By Isabella Jensen
Mary leaned against the veranda railing and blew steam from her china teacup. Across the road, a spray of mist from a beat-down garden hose clung to the bare shoulders of her neighbour’s son, and foam dripped from the curves of his 1960s Chevrolet onto sodden grass.
He caught Mary watching and flashed a crooked grin—rose-flush rising to her cheeks before she looked away. He wiped his brow and offered her a wave. Mary shifted her weight and lifted up her tea, thinking that she would perhaps invite him around for dinner. After all, she had just finished setting the table for two. Today was her baby’s eighth birthday.
The boy jogged over, stopping a metre from Mary’s chipped-paint stairs, and ran wet fingers through his hair.
The gesture pulled her backwards—reminding her of Sven.
“I go back to college on Monday,” the neighbour boy said, chest glistening in the late suburban summer sun.
“Dinner tonight?” she said, and the boy just smiled. “I’ll see you here at seven.”
He ran back to his Chevy, the crimson polish glowing like hot embers amid a burnt-out fire and turned off the garden hose. Mary sipped her tea, disappointed that it wasn’t something stronger and walked inside. Her mind slipped into a dangerous loop—replaying that sun-tanned hand rippling through golden waves of hair. Just like Sven. Her Sven.
Back when Mary was younger, she had smoked too many cigarettes and drank with strangers until the dawn cracked in brilliant oranges against smog-stained city skies. She had met a handsome, slick-haired man named Sven in the springtime of ’89, and he had taught her how to drive in his daddy’s cherry Chevrolet.
Sven had taken Mary on a weekend trip up north, somewhere just past Kansas, when she was seventeen or so.

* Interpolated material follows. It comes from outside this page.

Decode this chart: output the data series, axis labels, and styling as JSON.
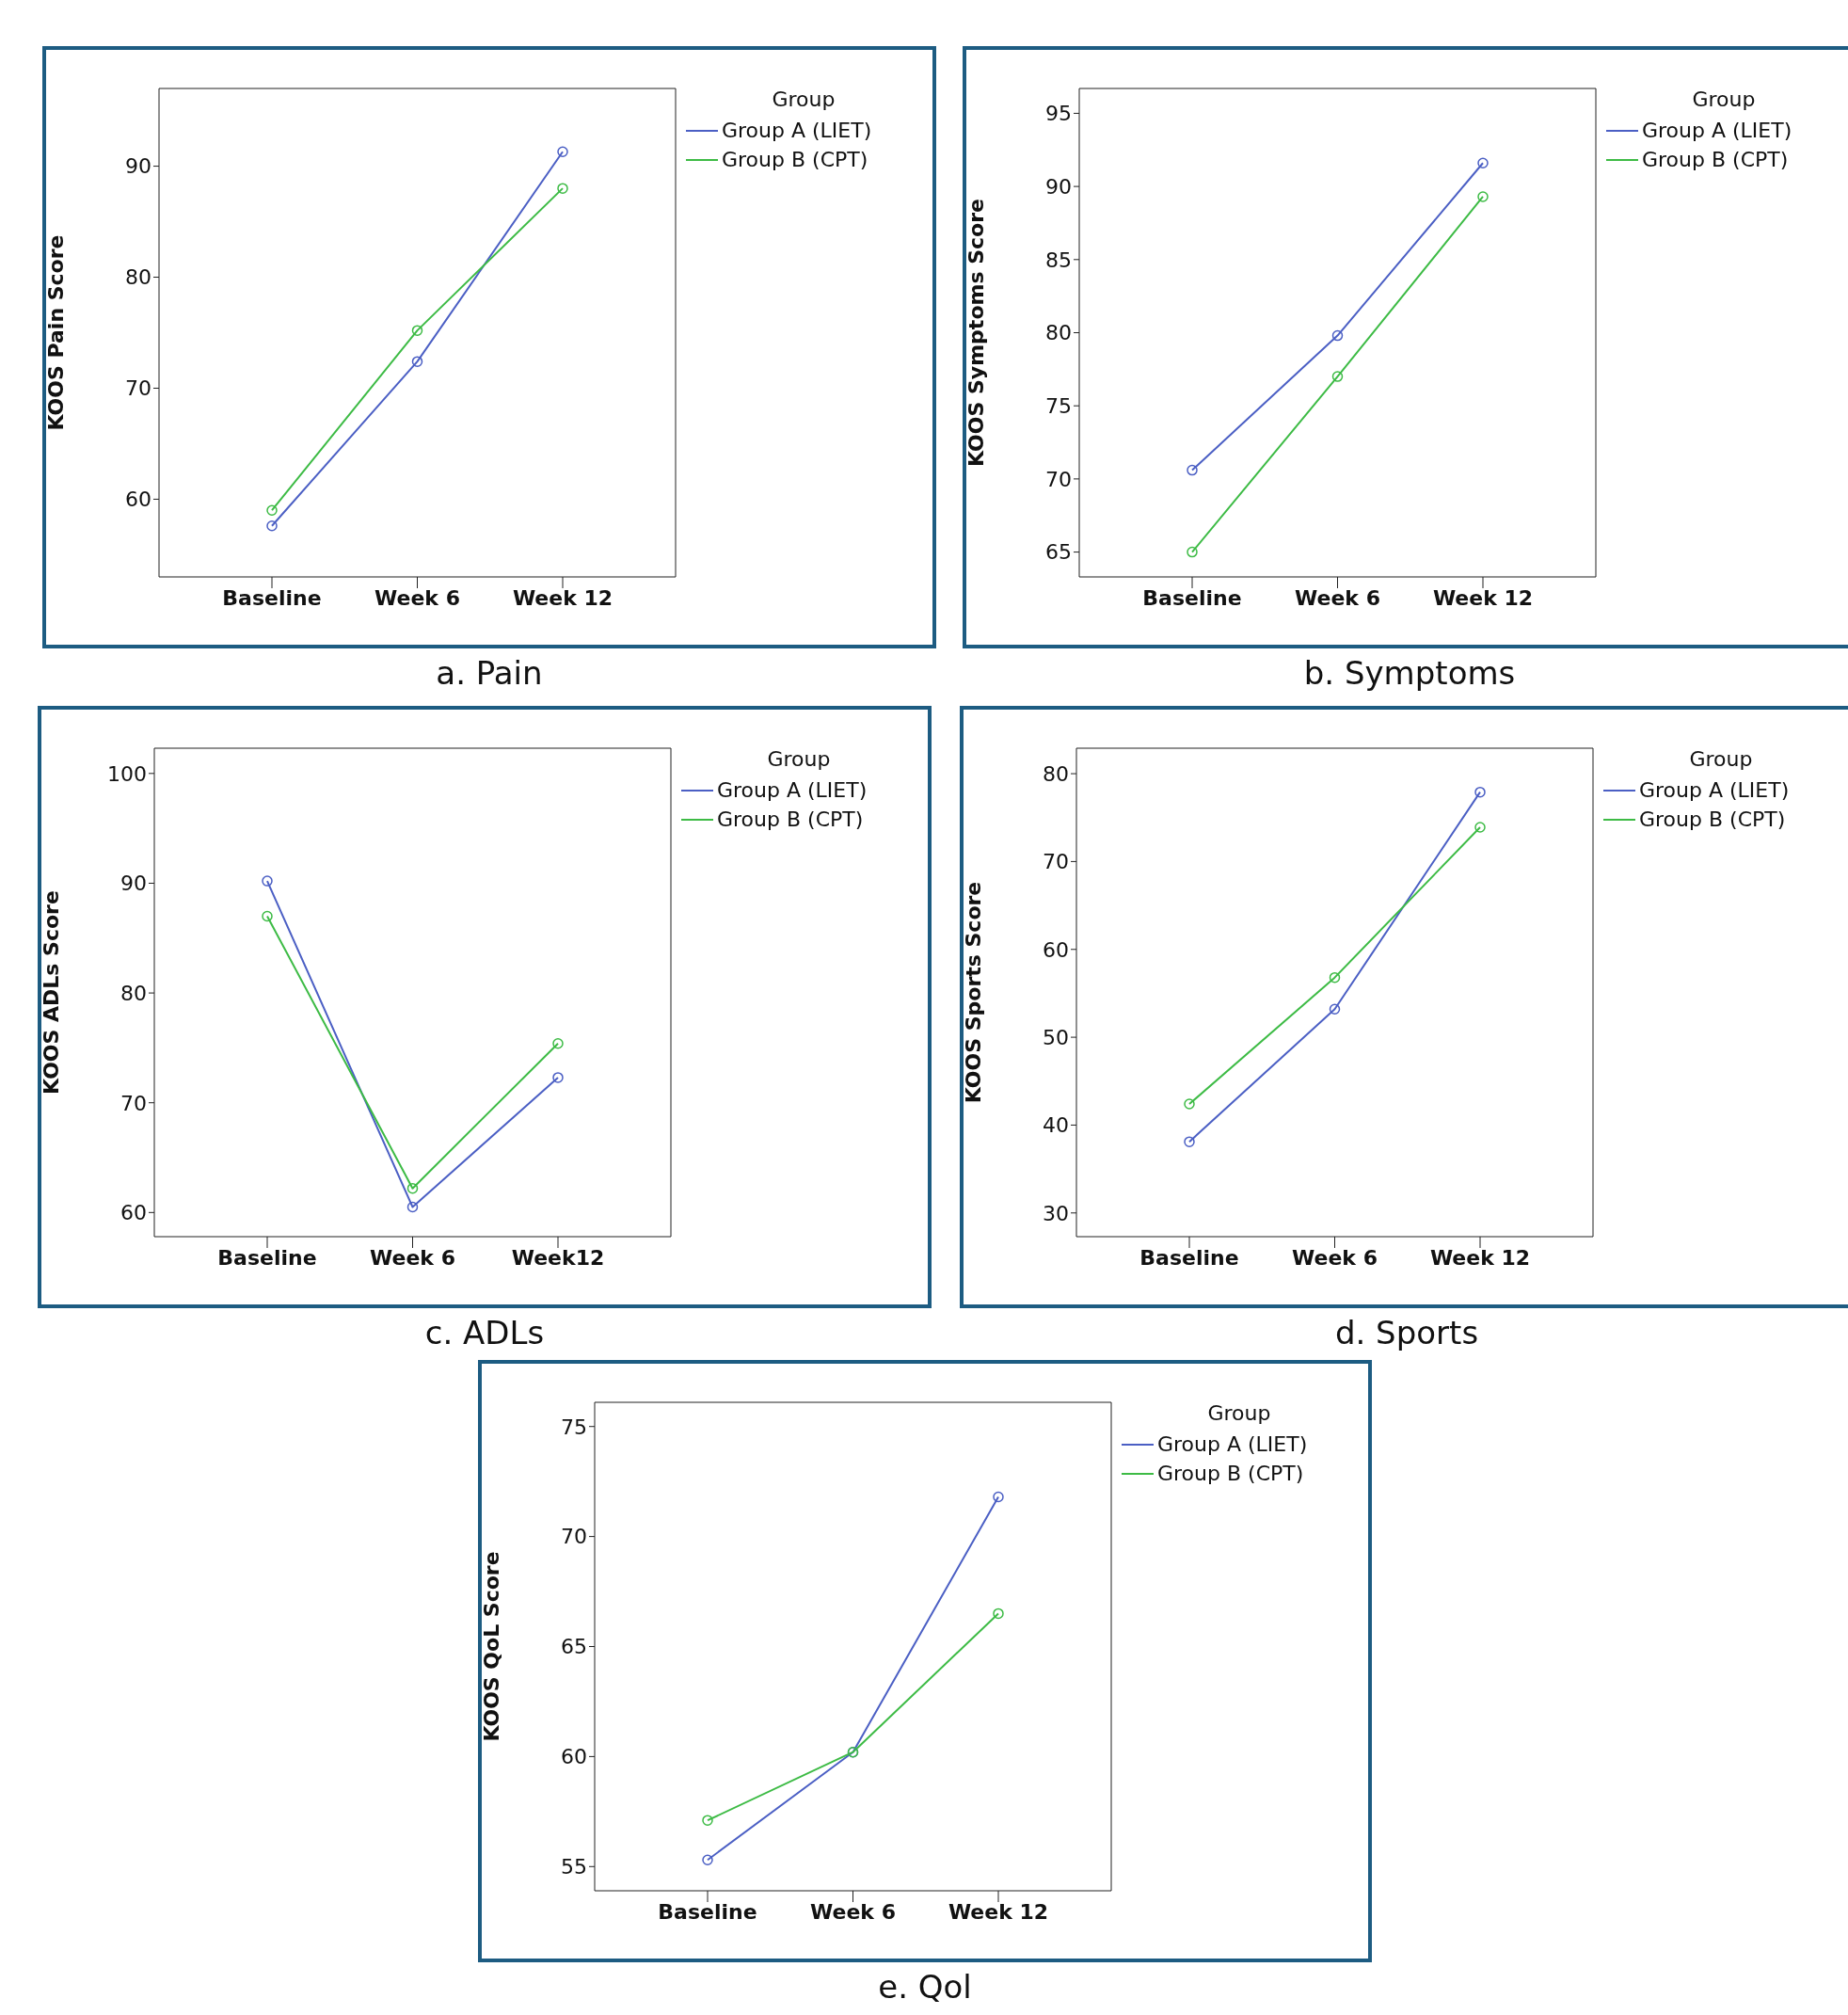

She remembered how his tobacco scent lingered in the leather of her purse, and the way his tongue felt as it traced the crooks of her salt-lime coated neck in the back of dimly lit bars. Mary liked the feeling of getting drunk on Sven, and she had decided quickly between road signs and motel rooms that he was hers forever. Her mother told her it was not love, rather “infatuation”, and Mary swore and screamed and tore through the woman like a wildfire through dry timber.
The day Sven took off caught Mary by surprise. She had woken with a hangover and a note he’d scrawled in a messy charcoal rush, reducing everything to a seasonal fling summed up in three painful, loveless words. Its been fun, Sven had written. No apostrophe, as careless as his crafted goodbye. Mary smashed the previous night’s red-stained glasses in the porcelain hotel sink, sparkling shards marking a poetic finale that laughed at her with irony.
When the baby came, her mother took him in and raised him as Mary’s brother, and a quiet discontent settled on Mary’s chest. She became a shell, enveloped by the lingering smell of diaper duty and nights soundtracked by her own choked sobs and a wailing babe down the hall. Mary was left with a scar carved into her heart and tequila-clouded memories of dust and diesel road trips from a time that seemed simpler.
Now, Mary avoided her son—the spitting image of his father—brewed clumsy, too-hot cups of tea and watched the neighbour boy scrub the windows of his Chevy, smiling when he waved to pretend that the sight of him did not still rip her heart in two. At night, Mary told herself that life alone suited her “just fine”, and she would sleep restlessly until the dawn crept through the corners of her bedroom, bringing with it that stone-in-stomach feeling she could not seem to shake.
The doorbell rang.
Mary brushed the creases of her dress. The neighbour boy stood outside with flowers in hand, hair slicked back, a tie hanging crooked around his neck.
Of course he had done his hair like that.
Mary ignored the ringing and locked herself in the bathroom—wishing the world would stop.
In time, the doorbell ceased to sound, and loose petals scattered atop the doormat marked the end of that summer’s fling. By Monday evening, the Chevy would be gone, the boy at college, and Mary would find a crack in her bedroom wall—reason enough to break her lease and find somewhere new to live.